Senate’s Privacy Hearing Draws Many Spectators, Few Lawmakers

There was a packed house for the hearing that the Senate Commerce Committee held about online privacy Wednesday. At least, it was packed with spectators. Most senators, on the other hand, appeared not to care. Though 25 senators are members of the committee, only three showed, and by the end, only Sen. John Kerry, D-Mass., was left. Yet, make no mistake, it will be the Senate that leads online privacy legislation.
Though several bills have been introduced on the House side, everyone involved in the issue is waiting for Kerry’s bill, which has been in the works now since last summer.
Kerry ended up running the hearing solo toward the end of the proceedings, which gave him time to ask questions on areas that still need work in his bill. Before that, Sen. Mark Pryor, D-Ark., stood in for Committee Chairman John Rockefeller, D-W.Va., who was absent. Sen.

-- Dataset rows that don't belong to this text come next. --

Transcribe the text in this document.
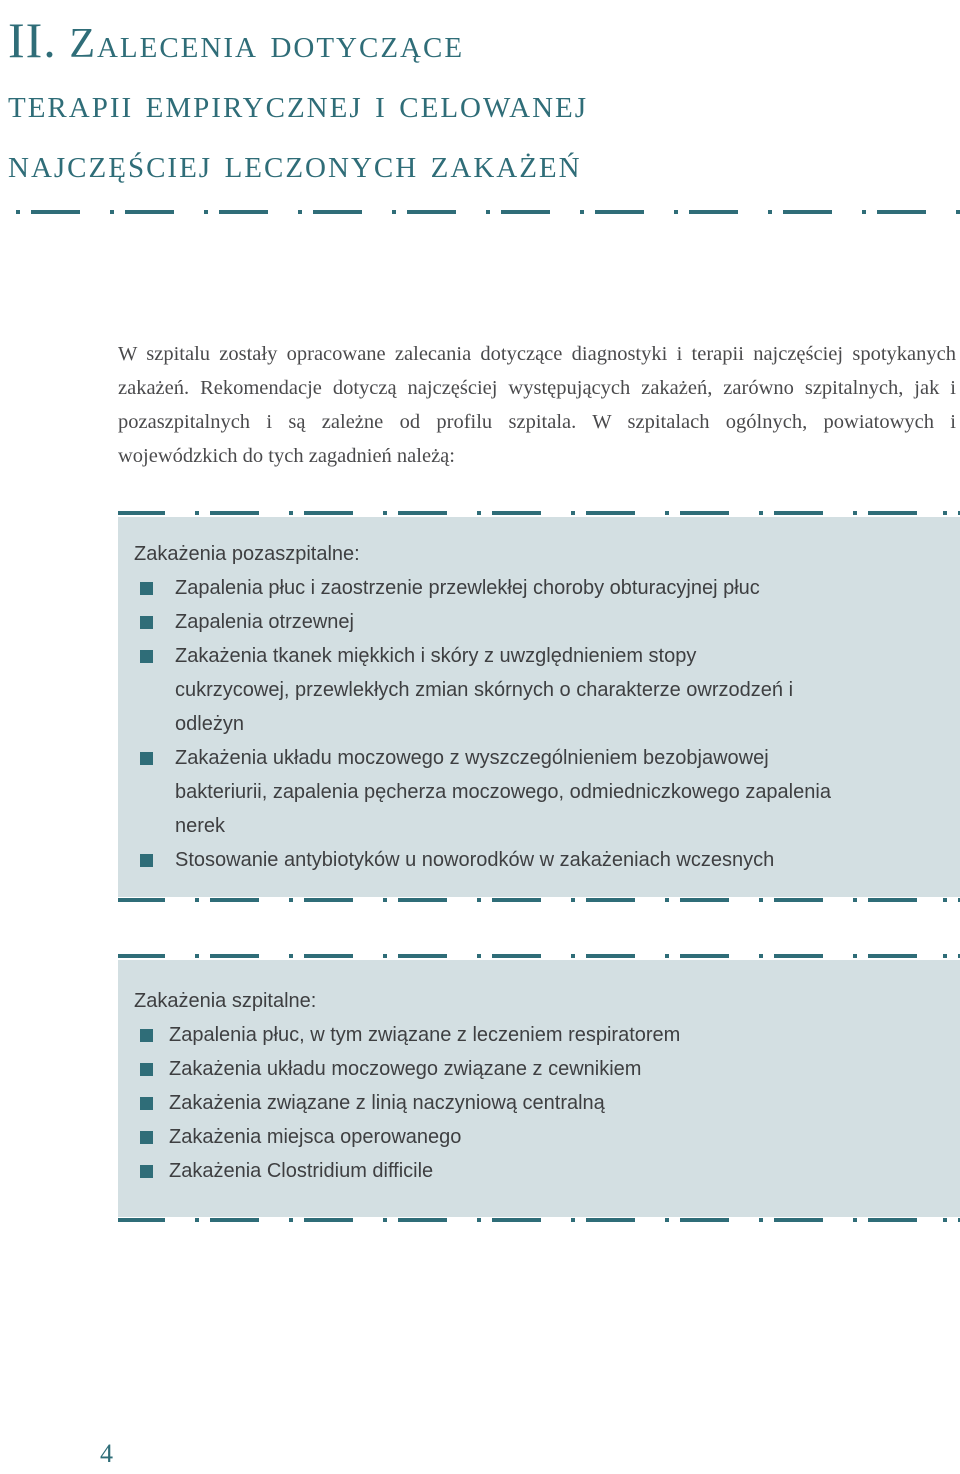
II. Zalecenia dotyczące
terapii empirycznej i celowanej
najczęściej leczonych zakażeń

W szpitalu zostały opracowane zalecania dotyczące diagnostyki i terapii najczęściej spotykanych zakażeń. Rekomendacje dotyczą najczęściej występujących zakażeń, zarówno szpitalnych, jak i pozaszpitalnych i są zależne od profilu szpitala. W szpitalach ogólnych, powiatowych i wojewódzkich do tych zagadnień należą:

Zakażenia pozaszpitalne:
Zapalenia płuc i zaostrzenie przewlekłej choroby obturacyjnej płuc
Zapalenia otrzewnej
Zakażenia tkanek miękkich i skóry z uwzględnieniem stopy cukrzycowej, przewlekłych zmian skórnych o charakterze owrzodzeń i odleżyn
Zakażenia układu moczowego z wyszczególnieniem bezobjawowej bakteriurii, zapalenia pęcherza moczowego, odmiedniczkowego zapalenia nerek
Stosowanie antybiotyków u noworodków w zakażeniach wczesnych
Zakażenia szpitalne:
Zapalenia płuc, w tym związane z leczeniem respiratorem
Zakażenia układu moczowego związane z cewnikiem
Zakażenia związane z linią naczyniową centralną
Zakażenia miejsca operowanego
Zakażenia Clostridium difficile
4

Claire McCaskill, D-Mo., also asked a few questions and warned about the potential for regulation to have “unintended consequences” for business on the Internet. “I want to make sure we don’t kill the goose that laid the golden egg,” she said.
Kerry said he hoped to introduce legislation “in short order.” “I hope we can get a product that everyone says they can live with and gives the consumer a set of choices,” he said. “We can’t let the status quo stand.”

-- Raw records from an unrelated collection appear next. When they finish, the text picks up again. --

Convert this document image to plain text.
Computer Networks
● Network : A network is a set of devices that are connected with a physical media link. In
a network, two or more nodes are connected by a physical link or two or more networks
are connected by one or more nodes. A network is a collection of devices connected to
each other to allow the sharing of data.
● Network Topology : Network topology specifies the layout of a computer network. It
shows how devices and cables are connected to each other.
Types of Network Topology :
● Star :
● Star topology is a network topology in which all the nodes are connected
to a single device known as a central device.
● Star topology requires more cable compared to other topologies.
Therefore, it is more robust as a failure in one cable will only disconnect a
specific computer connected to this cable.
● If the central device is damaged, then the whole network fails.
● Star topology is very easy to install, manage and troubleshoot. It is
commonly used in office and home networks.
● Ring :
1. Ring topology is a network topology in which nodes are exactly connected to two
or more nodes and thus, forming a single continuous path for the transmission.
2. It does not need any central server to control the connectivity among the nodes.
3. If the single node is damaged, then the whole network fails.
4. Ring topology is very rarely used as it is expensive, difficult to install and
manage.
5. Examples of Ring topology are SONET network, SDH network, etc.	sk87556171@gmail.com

His legislation will take its cues from Federal Trade Commission and Commerce Department reports which proposed a Do Not Track mechanism and a “Consumer Privacy Bill of Rights,” respectively. Both FTC Chairman Jon Leibowitz and Lawrence Strickling, assistant secretary for communications and information for the Commerce Department’s National Telecommunications and Information Administration, were on hand to advocate for some sort of overarching law, even as the ad industry makes progress on the self-regulation front.
The industry seems to have accepted that legislation is inevitable and is now just concerned with making sure it doesn’t do significant damage to their business. Microsoft, whose new Internet Explorer browser contains a “Do Not Track” mechanism (they call it a tracking protection feature), took the opportunity to actually endorse legislation. “Legislation is needed because the current approach confused consumers,” said Erich Andersen, the company’s deputy general counsel.
The online ad industry’s attitude about legislation is being helped by the fact that it has a seat at the table. “We need one solution for the consumer,” John Montgomery—chief operating officer of GroupM Interaction who represented the Digital Advertising Alliance at the hearing— said afterward. “We’ll work with Congress on what they codify. Our motives are the same. Our program was designed around the FTC. I’m not worried.”